Problem with really butchered text output

Hey guys I am taking web elements and putting them into .txt files, problem is I can’t seem to
get a proper translation while webscraping all the time (weird unicode) so I used encode(errors=“ignore”) and it turned it into a bytes object, so now all the strings start with "b’ "
But if I use decode, it doesnt work. Ascii seems to work but its not always working with my code (very complicated, a lot of variables)

So if I take a webdriver.get
then get an element, convert the element to utf-8, and write to a file.txt

what is the best way to clean up the code, and remove any of the "b ’ " before the strings, or the janky unicode \x81238 type codes???

Hello,

This is as expected. It is doing what it is supposed to be doing. See definition below.

Maybe the default on your system is something other than UTF-8? Have you tried telling the encoding and decoding functions explicitly which type of coding type that you want implemented?

Here is a simple test script. Note that you start with the original string with type str. It converts it to type raw bytes prior to sending. At the receiver end, it is decoded to obtain the original message type str.

strVar = 'eggs and ham'
print('\nOriginal string: ', strVar)

encode_str = strVar.encode(encoding='utf-8')
print('After encoding: ', encode_str)

decode_str = a.decode(encoding='utf-8')
print('After decoding: ', decode_str)

After running this test snippet, you should get:

Original string:  eggs and ham
After encoding:  b'eggs and ham'
After decoding:  eggs and ham

If you tell it which coding scheme that you want explicitly, there will be no ambiguity.

These janky types are special characters that fall outside of the regular ASCII type characters that have been encoded to type bytes.

print('\nSpecial character: Ä')
special = 'Ä'
sp_encoded = special.encode(encoding='utf-8')
print('After encoding: ', sp_encoded)
sp_decoded = sp_encoded.decode('utf-8')
print('After decoding: ', sp_decoded)

If you run the snippet, you get this:

Special character: Ä
After encoding:  b'\xc3\x84'
After decoding:  Ä

So, if you are getting byte strings, of any form, you should decode.

Encoding

When translating characters from and to raw bytes - the rules for translating a string of Unicode characters to a sequence of bytes, and extracting a string from a sequence of bytes.

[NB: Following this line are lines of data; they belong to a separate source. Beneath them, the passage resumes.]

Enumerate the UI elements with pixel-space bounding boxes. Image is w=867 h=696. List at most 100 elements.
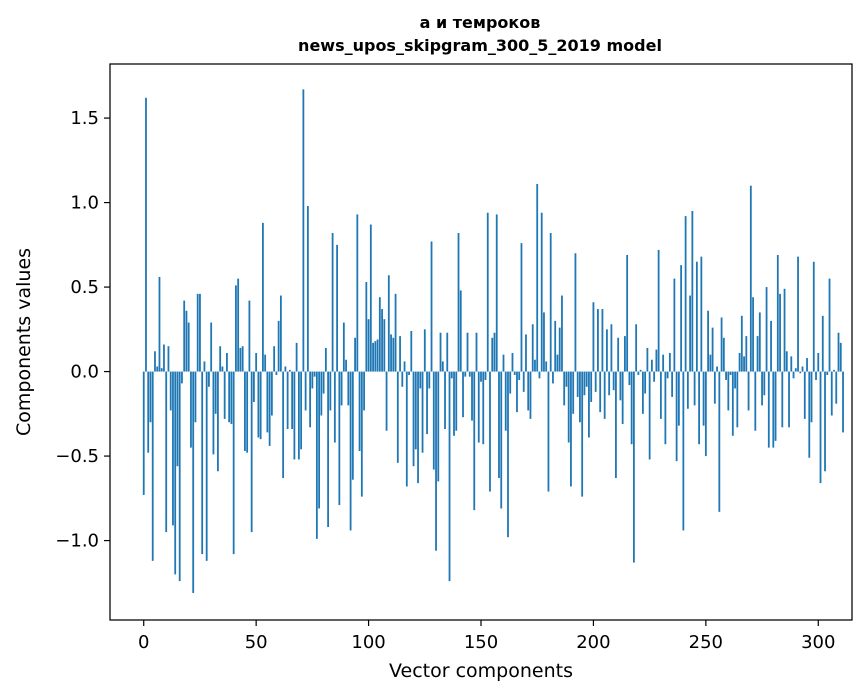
bar bbox=[324, 347, 327, 372]
bar bbox=[493, 332, 496, 372]
bar bbox=[536, 183, 539, 372]
bar bbox=[194, 371, 197, 423]
bar bbox=[826, 371, 829, 375]
bar bbox=[579, 371, 581, 423]
bar bbox=[297, 371, 300, 460]
bar bbox=[262, 222, 264, 372]
bar bbox=[475, 332, 478, 372]
bar bbox=[702, 371, 705, 426]
bar bbox=[770, 320, 772, 372]
bar bbox=[677, 371, 680, 426]
bar bbox=[423, 329, 426, 372]
bar bbox=[637, 371, 640, 375]
bar bbox=[567, 371, 570, 443]
bar bbox=[549, 233, 552, 372]
bar bbox=[785, 351, 788, 372]
bar bbox=[183, 300, 186, 372]
bar bbox=[354, 337, 356, 372]
bar bbox=[142, 371, 145, 495]
bar bbox=[837, 332, 840, 372]
bar bbox=[430, 241, 433, 372]
bar bbox=[538, 371, 541, 379]
bar bbox=[383, 319, 386, 372]
bar bbox=[839, 342, 842, 372]
bar bbox=[169, 371, 172, 411]
bar bbox=[365, 282, 368, 372]
bar bbox=[507, 371, 509, 538]
bar bbox=[151, 371, 154, 561]
bar bbox=[594, 371, 597, 392]
bar bbox=[689, 295, 692, 372]
bar bbox=[412, 371, 415, 467]
bar bbox=[815, 371, 817, 381]
bar bbox=[828, 278, 831, 372]
chart-subtitle: news_upos_skipgram_300_5_2019 model bbox=[298, 36, 662, 55]
x-axis-ticks: 0 50 100 150 200 250 300 bbox=[138, 620, 835, 653]
bar bbox=[219, 346, 222, 372]
bar bbox=[489, 371, 491, 492]
bar bbox=[381, 309, 383, 372]
bar bbox=[372, 342, 374, 372]
bar bbox=[491, 337, 494, 372]
bar bbox=[300, 371, 303, 450]
bar bbox=[722, 337, 725, 372]
bar bbox=[700, 256, 703, 372]
bar bbox=[527, 371, 530, 411]
bar bbox=[466, 332, 469, 372]
bar bbox=[401, 371, 404, 387]
bar bbox=[680, 265, 683, 372]
bar bbox=[342, 322, 345, 372]
y-tick-label: 1.5 bbox=[70, 108, 99, 129]
bar bbox=[457, 233, 460, 372]
bar bbox=[552, 371, 554, 384]
bar bbox=[509, 371, 512, 394]
x-tick-label: 50 bbox=[245, 632, 268, 653]
bar bbox=[304, 371, 307, 411]
bar bbox=[349, 371, 352, 531]
bar bbox=[376, 339, 379, 372]
bar bbox=[367, 319, 370, 372]
bar bbox=[414, 371, 417, 450]
bar bbox=[484, 371, 487, 381]
bar bbox=[812, 261, 815, 372]
bar bbox=[387, 275, 390, 372]
bar bbox=[646, 347, 649, 372]
bar bbox=[295, 342, 298, 372]
bar bbox=[707, 310, 709, 372]
bar bbox=[185, 310, 188, 372]
bar bbox=[720, 317, 723, 372]
bar bbox=[729, 371, 732, 375]
bar bbox=[525, 334, 527, 372]
bar bbox=[801, 366, 804, 372]
bar bbox=[264, 354, 267, 372]
x-tick-label: 0 bbox=[138, 632, 149, 653]
bar bbox=[817, 352, 820, 372]
bar bbox=[331, 233, 334, 372]
bar bbox=[617, 337, 620, 372]
bar bbox=[477, 371, 480, 443]
bar bbox=[203, 361, 206, 372]
bar bbox=[763, 371, 766, 396]
bar bbox=[336, 244, 338, 372]
bar bbox=[313, 371, 316, 377]
bar bbox=[369, 224, 372, 372]
bar bbox=[385, 371, 388, 431]
bar bbox=[453, 371, 455, 436]
chart-title: а и темроков bbox=[420, 13, 541, 32]
bar bbox=[662, 354, 665, 372]
bar bbox=[603, 371, 606, 419]
bar bbox=[241, 346, 244, 372]
bar bbox=[255, 352, 258, 372]
bar bbox=[214, 371, 217, 414]
bar bbox=[486, 212, 489, 372]
bar bbox=[502, 354, 505, 372]
bar bbox=[599, 371, 602, 413]
bars-group bbox=[142, 89, 844, 593]
bar bbox=[628, 371, 631, 386]
bar bbox=[781, 371, 784, 428]
bar bbox=[635, 324, 638, 372]
bar bbox=[448, 371, 451, 582]
bar bbox=[378, 297, 381, 372]
bar bbox=[709, 354, 712, 372]
bar bbox=[163, 344, 165, 372]
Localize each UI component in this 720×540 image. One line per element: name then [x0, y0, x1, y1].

This translation back and forth between bytes and strings is defined by two terms: Encoding and Decoding.

• We encode from string to raw bytes.

• We decode from raw bytes to strings.

Encodings really only apply when text is stored or transferred externally, in files and other mediums. Text is translated to and from an encoding-specific format only when it is transferred to or from external text files, byte strings, or APIs with specific encoding requirements. Once in memory, though, strings have no encoding.

2 Likes

In notepad ++ I am using utf-8 encoding, it will error if the special characters are inside it now.
also, when I encode, it may work fine, but if I try to decode, it sometimes gives me errors saying that it’s the wrong data type to decode? even if I append str(), list(), strip() or read() or iterate through it. the only thing I have found that works for some objects is ascii()?